Our total number of budgeted law enforcement positions is 1,438. However, we haven’t been at that level since 2008. At this time last year, we had 1,395 law enforcement officers. We now have 1,358. So we have 37 fewer officers than we did at this time last year, for a total of 80 law enforcement vacancies.
We typically make up for attrition through two police Academy classes per year, composed of between 40 and 50 recruits. We have 10 recruits currently in the Academy, and no other classes scheduled at this time to stay within our budget.
The majority of our law enforcement staff is in the Patrol Bureau. These are the officers you see on the streets. That Bureau has 63 law enforcement vacancies right now, compared to 74 at the beginning of 2014. That’s not quite comparing apples to oranges, though, because the Patrol Bureau gave up 25 spots later in 2014 to form the Violent Crimes Enforcement Division. This group now is assigned to the Investigations Bureau and is charged with seeking out individuals who are identified as being involved in violent criminal activity. The Violent Crimes Enforcement Division Officers essentially provide a proactive patrol function. They don’t usually answer 911 calls for service, however.
The Patrol Bureau also is down 20 civilian staff members, who serve in positions such as desk clerk and detention officer. Sometimes, officers have to be pulled in off the streets to fill these positions. Overall, our department has 112 civilian vacancies, compared to 79 at this time last year.
Some patrol divisions are hurting more than others. North Patrol has 13 vacancies, the greatest of any division. Each patrol division commander must engage in a delicate balancing act to ensure there are enough officers on duty 24 hours a day to answer all the calls for service in their division in a timely manner.

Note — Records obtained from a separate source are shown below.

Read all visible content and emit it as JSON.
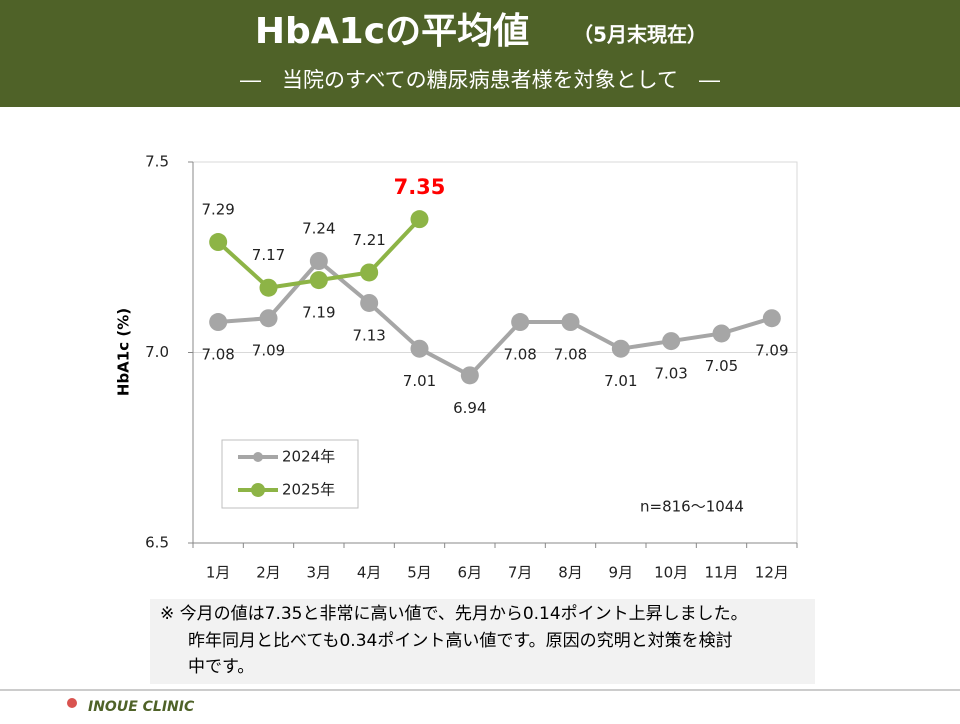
{
  "header": {
    "title": "HbA1cの平均値",
    "title_note": "（5月末現在）",
    "subtitle": "―　当院のすべての糖尿病患者様を対象として　―"
  },
  "chart_data": {
    "type": "line",
    "categories": [
      "1月",
      "2月",
      "3月",
      "4月",
      "5月",
      "6月",
      "7月",
      "8月",
      "9月",
      "10月",
      "11月",
      "12月"
    ],
    "series": [
      {
        "name": "2024年",
        "color": "#a6a6a6",
        "values": [
          7.08,
          7.09,
          7.24,
          7.13,
          7.01,
          6.94,
          7.08,
          7.08,
          7.01,
          7.03,
          7.05,
          7.09
        ]
      },
      {
        "name": "2025年",
        "color": "#8db446",
        "values": [
          7.29,
          7.17,
          7.19,
          7.21,
          7.35,
          null,
          null,
          null,
          null,
          null,
          null,
          null
        ],
        "latest_label_color": "#ff0000"
      }
    ],
    "ylabel": "HbA1c (%)",
    "ylim": [
      6.5,
      7.5
    ],
    "yticks": [
      6.5,
      {
        "value": 7,
        "label": "7.0"
      },
      7.5
    ],
    "grid": true,
    "legend": "lower left",
    "annotation": "n=816～1044"
  },
  "note": [
    "※ 今月の値は7.35と非常に高い値で、先月から0.14ポイント上昇しました。",
    "昨年同月と比べても0.34ポイント高い値です。原因の究明と対策を検討",
    "中です。"
  ],
  "footer": "INOUE CLINIC"
}
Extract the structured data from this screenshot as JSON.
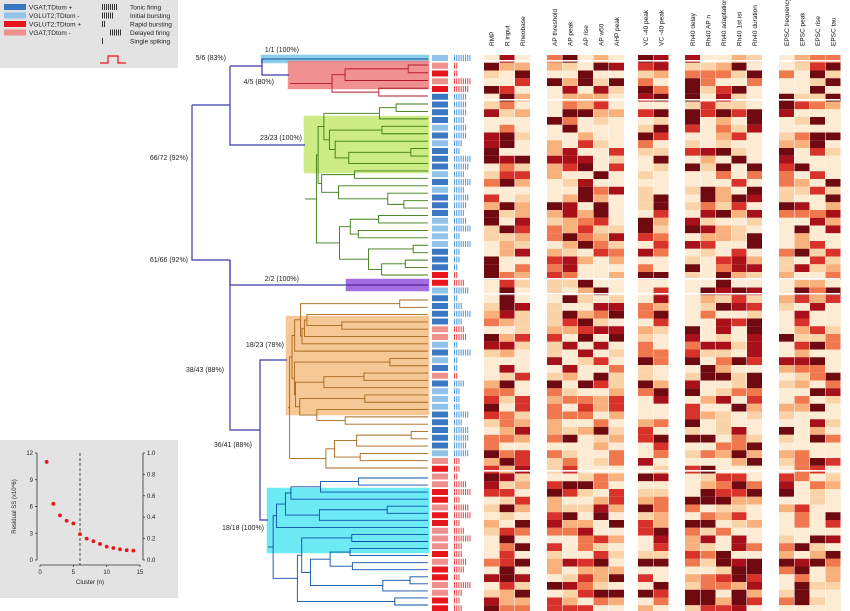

This can involve everything from overtime to using reserve officers. We have 11 more reserve officers right now than we did at this time last year, for a total of 37. Most reserves are officers who have resigned or retired from KCPD. They keep current on training as any other officer would, and they work on a volunteer basis. Reserves must work a minimum of 288 hours a year, which equates to about 6 hours weekly. Additionally, every Friday, Saturday and Sunday night, an extra four officers and a sergeant are assigned to hot spot areas in the East, Central, and Metro patrol divisions. Every sergeant, detective and officer on this department not in an under-cover assignment must work six days annually in a hot spot assignment.
Could we use more officers? Certainly. Being fully staffed could lead to reduced response times and allow officers greater flexibility in time off and for proactive work. But we are good stewards of the resources we have. We are doing everything we can to ensure the community’s needs for safety and security are met, and we appreciate residents’ cooperation with us in doing so.